Gelatin-reduced graphene oxide–azithromycin biocomposite coating on baghdadite scaffolds

A critical bone tissue engineering (BTE) strategy is fabricating porous scaffolds using simple and straightforward techniques. However, all porous structures share a common drawback – reduced strength due to porosity. Furthermore, bone scaffolds are vulnerable to bacterial infections when implanted, especially in compromised bone conditions. In this study, baghdadite (BAGH) scaffolds were developed and coated with gelatin (Gel)-reduced graphene oxide (RGO)-azithromycin (AZM) with suitable porosity (75%–80%) and pore size (600–800 μm) using the space holder method, combined with a dip coating process in a low vacuum condition. The outcomes revealed that incorporating the Gel-RGO layer increased the compressive strength from 0.8 to 2.9 MPa for the Gel-RGO-AZM scaffolds. The scaffolds coated with Gel-RGO-AZM demonstrated improved bioactivity compared with their uncoated counterparts, showcasing the ability to generate hydroxyapatite-like crystals after a 28-day soaking period in simulated body fluid.

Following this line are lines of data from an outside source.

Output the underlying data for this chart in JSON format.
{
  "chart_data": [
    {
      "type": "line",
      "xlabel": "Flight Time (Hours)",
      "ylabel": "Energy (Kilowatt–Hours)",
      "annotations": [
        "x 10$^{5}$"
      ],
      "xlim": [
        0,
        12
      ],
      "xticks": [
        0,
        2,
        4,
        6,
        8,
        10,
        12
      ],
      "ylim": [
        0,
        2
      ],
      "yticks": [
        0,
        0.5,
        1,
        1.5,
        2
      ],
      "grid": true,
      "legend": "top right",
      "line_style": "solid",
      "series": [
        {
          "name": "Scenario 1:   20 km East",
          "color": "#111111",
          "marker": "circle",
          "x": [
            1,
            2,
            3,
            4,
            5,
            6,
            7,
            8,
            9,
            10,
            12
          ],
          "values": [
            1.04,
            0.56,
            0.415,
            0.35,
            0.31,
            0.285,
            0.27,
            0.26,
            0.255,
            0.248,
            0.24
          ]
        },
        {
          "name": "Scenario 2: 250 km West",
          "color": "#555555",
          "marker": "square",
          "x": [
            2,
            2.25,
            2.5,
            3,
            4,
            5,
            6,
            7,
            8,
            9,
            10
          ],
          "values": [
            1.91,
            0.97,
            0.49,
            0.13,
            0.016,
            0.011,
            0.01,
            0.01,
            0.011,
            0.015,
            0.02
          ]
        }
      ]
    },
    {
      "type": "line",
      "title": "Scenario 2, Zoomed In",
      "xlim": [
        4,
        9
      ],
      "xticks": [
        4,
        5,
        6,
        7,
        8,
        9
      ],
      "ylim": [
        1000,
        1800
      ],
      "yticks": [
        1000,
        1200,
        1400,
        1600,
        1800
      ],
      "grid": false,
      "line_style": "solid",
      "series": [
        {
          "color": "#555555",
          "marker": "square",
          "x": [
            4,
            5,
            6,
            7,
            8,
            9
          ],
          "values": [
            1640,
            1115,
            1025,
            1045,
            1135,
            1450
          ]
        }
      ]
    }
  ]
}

In vitro studies validated the antimicrobial effectiveness of co-released RGO and AZM from Gel-RGO-AZM-coated scaffolds against Escherichia coli and Staphylococcus aureus bacteria. Moreover, the coated scaffolds exhibited significantly improved cellular responses. In conclusion, the research results show that the developed BAGH scaffolds coated with Gel-RGO-AZM are promising materials for BTE, offering enhanced compressive strength, bioactivity, biocompatibility, and antibacterial performance.